А потом они говорили все разом – перебивая друг друга, поднимая кружки и не позволяя им столкнуться надтреснутыми, щербатыми боками; закуска оказалась скудная – жареная рыба и плошка мёда, подаренного нашими щедрыми соседями, – так что водка, которой было совсем мало, подействовала сразу, с первым же глотком; «спокойный, понимаешь? спокойный был, как танк, – говорил махом вспотевший Лёня, – а здоровый какой! ты вспомни, как он эти брёвна…», «да ладно – брёвна, ну при чём тут… – морщился папа, и на щеках у него уже зацветали красные беспомощные пятна, – давайте просто выпьем, просто выпьем за Андрюху», и закончил некстати – «земля пухом» (ну какая, к чёрту, земля, – думала я, наклоняя голову к исцарапанному фаянсу, делая вид, что глотаю, – почему земля, нет же там никакой земли); Марина, заплакавшая мгновенно, одновременно с Наташей, запричитала: «Так глупо, так обидно, мы же сто раз могли умереть, мы не заболели, мы доехали…» Тут входная дверь распахнулась после осторожного стука, на который никто из нас не ответил, и Анчутка, шагнувший к Наташе от порога, наклонился, положил ей на плечо свою тяжелую ладонь – а никто из нас ни разу за эти три бессильных мучительных дня не смог прикоснуться к ней – и тоже забубнил что-то сострадательное и подходящее, потому что внезапно выяснилось, что любой набор слов, совершенно любой, уместен сейчас и нужен.
Щуплый Лёха, незаметно просочившийся внутрь вслед за Анчуткой, выудил из широкого наколенного кармана ещё одну прозрачную бутылку, хрустнул алюминиевой пробкой, торопливо расплескал водку по подставленным чашкам – и когда поднял свою, маленькая его синеватая рука едва заметно дрожала, – скорее от нетерпения, чем от сочувствия; он сказал просто «ну!» и опустил лицо, выставив вперёд компактную нечёсаную макушку, и даже это «ну» оказалось необходимо Наташе, которая не говорила ничего и только вертела головой, с благодарной невыносимой готовностью вслушиваясь в каждое, пусть самое идиотское слово.
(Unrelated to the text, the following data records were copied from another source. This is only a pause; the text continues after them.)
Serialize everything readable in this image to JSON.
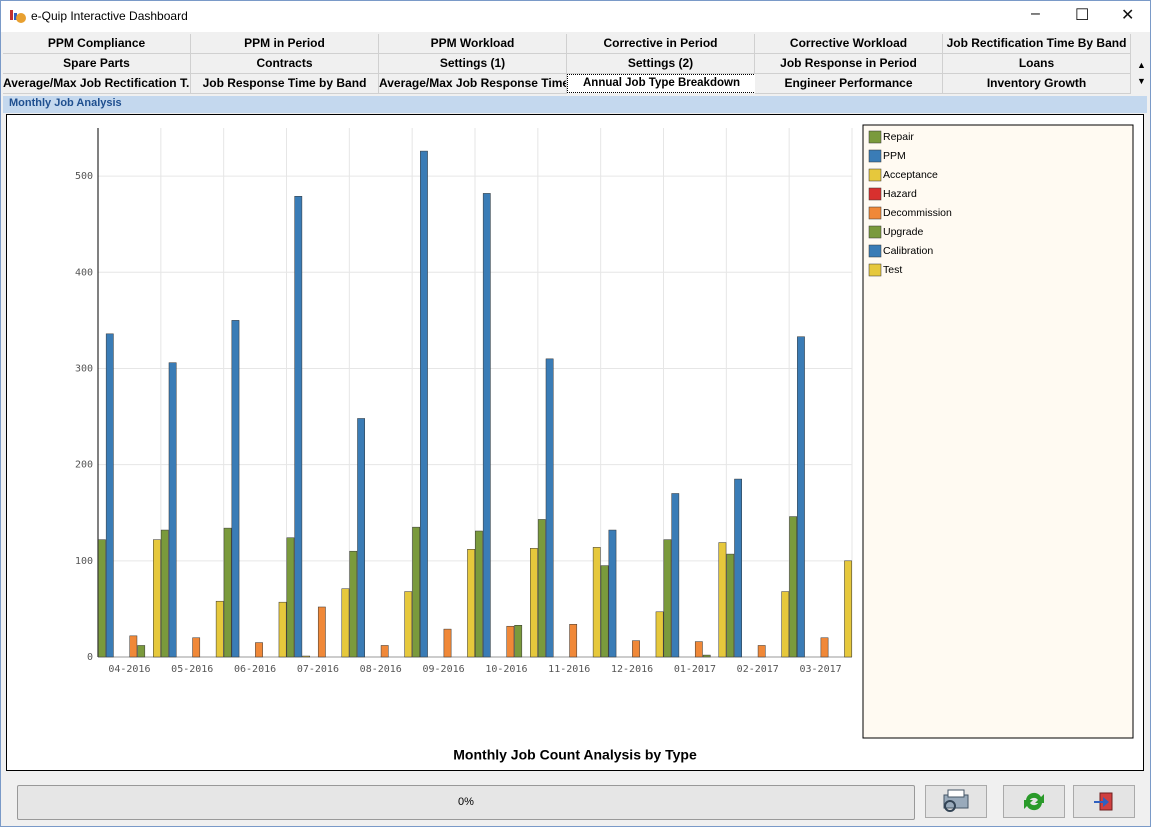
{
  "window": {
    "title": "e-Quip Interactive Dashboard"
  },
  "tabs": [
    [
      "PPM Compliance",
      "PPM in Period",
      "PPM Workload",
      "Corrective in Period",
      "Corrective Workload",
      "Job Rectification Time By Band"
    ],
    [
      "Spare Parts",
      "Contracts",
      "Settings (1)",
      "Settings (2)",
      "Job Response in Period",
      "Loans"
    ],
    [
      "Average/Max Job Rectification T...",
      "Job Response Time by Band",
      "Average/Max Job Response Time",
      "Annual Job Type Breakdown",
      "Engineer Performance",
      "Inventory Growth"
    ]
  ],
  "panel": {
    "title": "Monthly Job Analysis"
  },
  "chart_data": {
    "type": "bar",
    "title": "Monthly Job Count Analysis by Type",
    "categories": [
      "04-2016",
      "05-2016",
      "06-2016",
      "07-2016",
      "08-2016",
      "09-2016",
      "10-2016",
      "11-2016",
      "12-2016",
      "01-2017",
      "02-2017",
      "03-2017"
    ],
    "series": [
      {
        "name": "Repair",
        "color": "#7a9a3c",
        "values": [
          122,
          132,
          134,
          124,
          110,
          135,
          131,
          143,
          95,
          122,
          107,
          146
        ]
      },
      {
        "name": "PPM",
        "color": "#3a7cb6",
        "values": [
          336,
          306,
          350,
          479,
          248,
          526,
          482,
          310,
          132,
          170,
          185,
          333
        ]
      },
      {
        "name": "Acceptance",
        "color": "#e6c83c",
        "values": [
          0,
          0,
          0,
          1,
          0,
          0,
          0,
          0,
          0,
          0,
          0,
          0
        ]
      },
      {
        "name": "Hazard",
        "color": "#d8302e",
        "values": [
          0,
          0,
          0,
          0,
          0,
          0,
          0,
          0,
          0,
          0,
          0,
          0
        ]
      },
      {
        "name": "Decommission",
        "color": "#f08838",
        "values": [
          22,
          20,
          15,
          52,
          12,
          29,
          32,
          34,
          17,
          16,
          12,
          20
        ]
      },
      {
        "name": "Upgrade",
        "color": "#7a9a3c",
        "values": [
          12,
          0,
          0,
          0,
          0,
          0,
          33,
          0,
          0,
          2,
          0,
          0
        ]
      },
      {
        "name": "Calibration",
        "color": "#3a7cb6",
        "values": [
          0,
          0,
          0,
          0,
          0,
          0,
          0,
          0,
          0,
          0,
          0,
          0
        ]
      },
      {
        "name": "Test",
        "color": "#e6c83c",
        "values": [
          122,
          58,
          57,
          71,
          68,
          112,
          113,
          114,
          47,
          119,
          68,
          100
        ]
      }
    ],
    "ylim": [
      0,
      550
    ],
    "yticks": [
      0,
      100,
      200,
      300,
      400,
      500
    ],
    "grid": true
  },
  "progress": {
    "label": "0%"
  }
}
Лёхины железные зубы глухо, поспешно звякнули по щербатому фаянсу, и узенькая струйка, не удержавшись во рту, выскользнула и закапала на нестираный вытертый камуфляж.
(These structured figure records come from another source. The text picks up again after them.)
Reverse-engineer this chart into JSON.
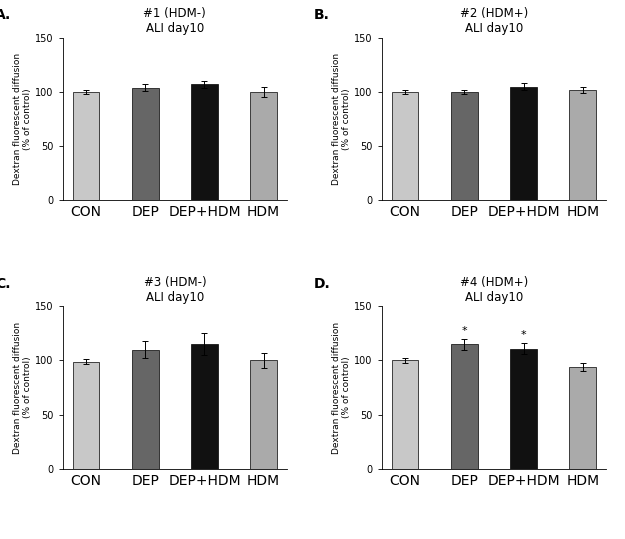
{
  "panels": [
    {
      "label": "A.",
      "title": "#1 (HDM-)\nALI day10",
      "categories": [
        "CON",
        "DEP",
        "DEP+HDM",
        "HDM"
      ],
      "values": [
        100,
        104,
        107,
        100
      ],
      "errors": [
        2,
        3,
        3,
        5
      ],
      "colors": [
        "#c8c8c8",
        "#666666",
        "#111111",
        "#aaaaaa"
      ],
      "ylim": [
        0,
        150
      ],
      "yticks": [
        0,
        50,
        100,
        150
      ],
      "asterisks": [
        false,
        false,
        false,
        false
      ]
    },
    {
      "label": "B.",
      "title": "#2 (HDM+)\nALI day10",
      "categories": [
        "CON",
        "DEP",
        "DEP+HDM",
        "HDM"
      ],
      "values": [
        100,
        100,
        105,
        102
      ],
      "errors": [
        2,
        2,
        3,
        3
      ],
      "colors": [
        "#c8c8c8",
        "#666666",
        "#111111",
        "#aaaaaa"
      ],
      "ylim": [
        0,
        150
      ],
      "yticks": [
        0,
        50,
        100,
        150
      ],
      "asterisks": [
        false,
        false,
        false,
        false
      ]
    },
    {
      "label": "C.",
      "title": "#3 (HDM-)\nALI day10",
      "categories": [
        "CON",
        "DEP",
        "DEP+HDM",
        "HDM"
      ],
      "values": [
        99,
        110,
        115,
        100
      ],
      "errors": [
        2,
        8,
        10,
        7
      ],
      "colors": [
        "#c8c8c8",
        "#666666",
        "#111111",
        "#aaaaaa"
      ],
      "ylim": [
        0,
        150
      ],
      "yticks": [
        0,
        50,
        100,
        150
      ],
      "asterisks": [
        false,
        false,
        false,
        false
      ]
    },
    {
      "label": "D.",
      "title": "#4 (HDM+)\nALI day10",
      "categories": [
        "CON",
        "DEP",
        "DEP+HDM",
        "HDM"
      ],
      "values": [
        100,
        115,
        111,
        94
      ],
      "errors": [
        2,
        5,
        5,
        4
      ],
      "colors": [
        "#c8c8c8",
        "#666666",
        "#111111",
        "#aaaaaa"
      ],
      "ylim": [
        0,
        150
      ],
      "yticks": [
        0,
        50,
        100,
        150
      ],
      "asterisks": [
        false,
        true,
        true,
        false
      ]
    }
  ],
  "ylabel": "Dextran fluorescent diffusion\n(% of control)",
  "background_color": "#ffffff",
  "bar_width": 0.45,
  "title_fontsize": 8.5,
  "label_fontsize": 10,
  "tick_fontsize": 7,
  "ylabel_fontsize": 6.5,
  "asterisk_fontsize": 8
}
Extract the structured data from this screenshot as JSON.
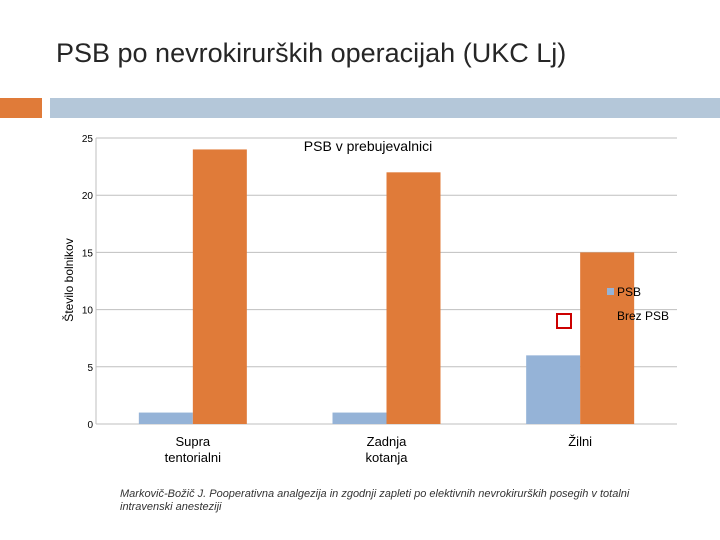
{
  "slide": {
    "title": "PSB po nevrokirurških operacijah (UKC Lj)",
    "citation": "Markovič-Božič J. Pooperativna analgezija in zgodnji zapleti po elektivnih nevrokirurških posegih v totalni intravenski anesteziji"
  },
  "colors": {
    "accent_orange": "#E07B39",
    "accent_blue": "#B4C7D9",
    "series_psb": "#95B3D7",
    "series_brez_psb": "#E07B39"
  },
  "chart_data": {
    "type": "bar",
    "title": "PSB v prebujevalnici",
    "ylabel": "Število bolnikov",
    "xlabel": "",
    "categories": [
      "Supra\ntentorialni",
      "Zadnja\nkotanja",
      "Žilni"
    ],
    "series": [
      {
        "name": "PSB",
        "values": [
          1,
          1,
          6
        ],
        "color": "#95B3D7"
      },
      {
        "name": "Brez PSB",
        "values": [
          24,
          22,
          15
        ],
        "color": "#E07B39"
      }
    ],
    "ylim": [
      0,
      25
    ],
    "yticks": [
      "0",
      "5",
      "10",
      "15",
      "20",
      "25"
    ],
    "grid": true,
    "legend": "right"
  }
}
– А помнишь, как он гонял того мужика? – спросила Ира, повернувшись к Серёже. – У нас на свадьбе, помнишь? Этого гнусного тамаду. – И они вдруг прыснули – все трое, Серёжа, Ира и Наташа.
– Омерзительный был тошнотворный, урод, – закивал Серёжа, улыбаясь. – Не заткнуть его было вообще, и мы три часа подряд слушали эту херню, которую он там нёс, какие-то, не знаю, частушки.
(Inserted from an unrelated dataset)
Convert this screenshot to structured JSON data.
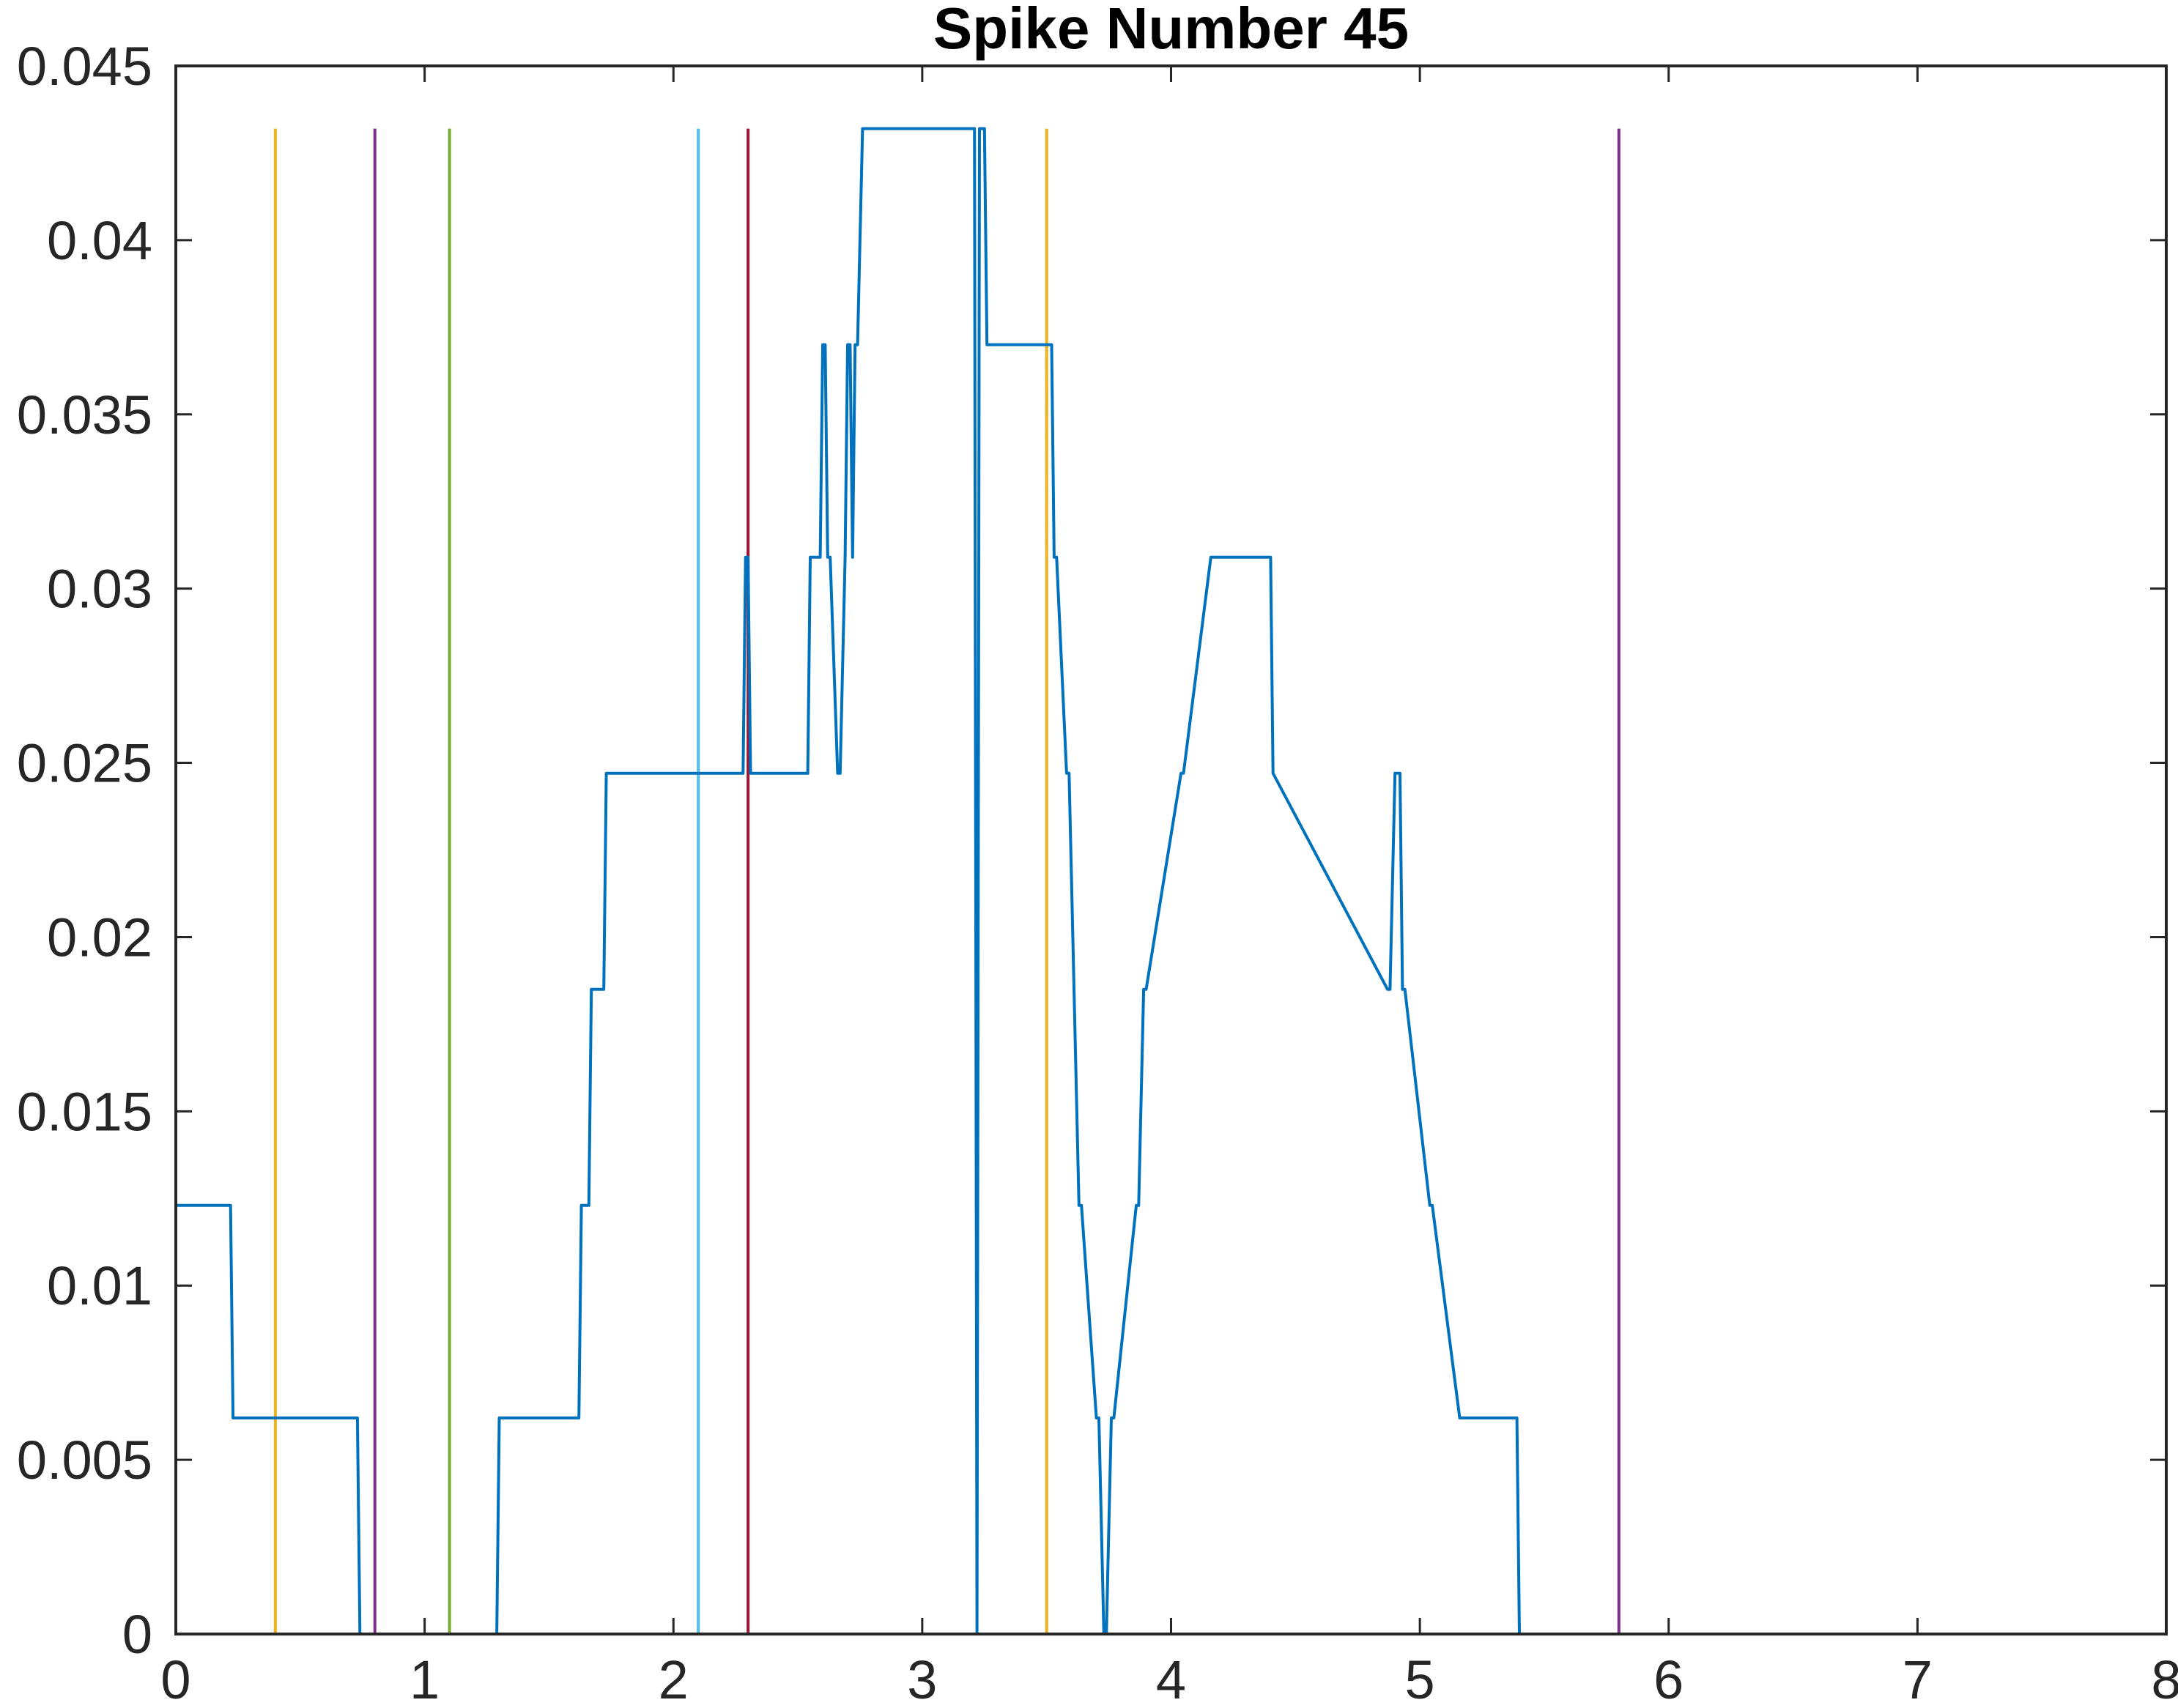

– Он же туфлю, туфлю у тебя украл, Ирка, – сказала Наташа, прижала обе ладони к лицу и вздёрнула его к низкому потолку, словно пытаясь заставить слёзы затечь назад, во внутренние уголки глаз, – этот тамада. Толстый такой был мужик, гадкий… где вы его взяли вообще?
– Да нам было-то лет по двадцать, – пожал плечами Серёжа, – мы там как-то приготовились терпеть, а Андрюха… Ты помнишь, Ир?
– Он прижал его к стене, – сказала Ира. – Отобрал у него мою туфлю. Эта скотина успела туда шампанского плеснуть, и я потом страшно стёрла ногу – мокрая же была совсем – танцевать было больно.
– И сказал, что сейчас засунет ему эту туфлю. Каблуком вперёд, – живо сказал Серёжа и засмеялся, низко наклонившись над столом, – и не поднял лица, будто кто-то невидимый прижал руку к его затылку, не позволяя ему распрямиться.
– А потом он его выгнал, – проговорила Ира прямо в Сережин затылок, – совсем выгнал. Мы такие были дураки, нам это и в голову не пришло бы. – Она неожиданно с шумом втянула носом воздух и опустила подбородок между плечом его и ключицей, и Серёжа, закинув назад руку, положил ей ладонь на макушку.
Они вспоминали ещё – сидя рядом, тесно, соприкасаясь локтями, коленями и головами, и нам, остальным, уже нечем было разбавить то, что они говорили друг другу, потому что видный нам отрезок жизни человека, о котором они помнили так много, весь пришёлся на последние четыре несчастливых месяца, и об этих месяцах говорить было неприятно и незачем; а у них, у этих троих, оказалась в запасе масса мелочей, крошечных историй, которые они рассказывали не для нас – потому что то и дело прерывали, не доведя и до середины, – а для себя. Нас всех могло бы здесь и не быть – настолько мы были им сейчас не нужны.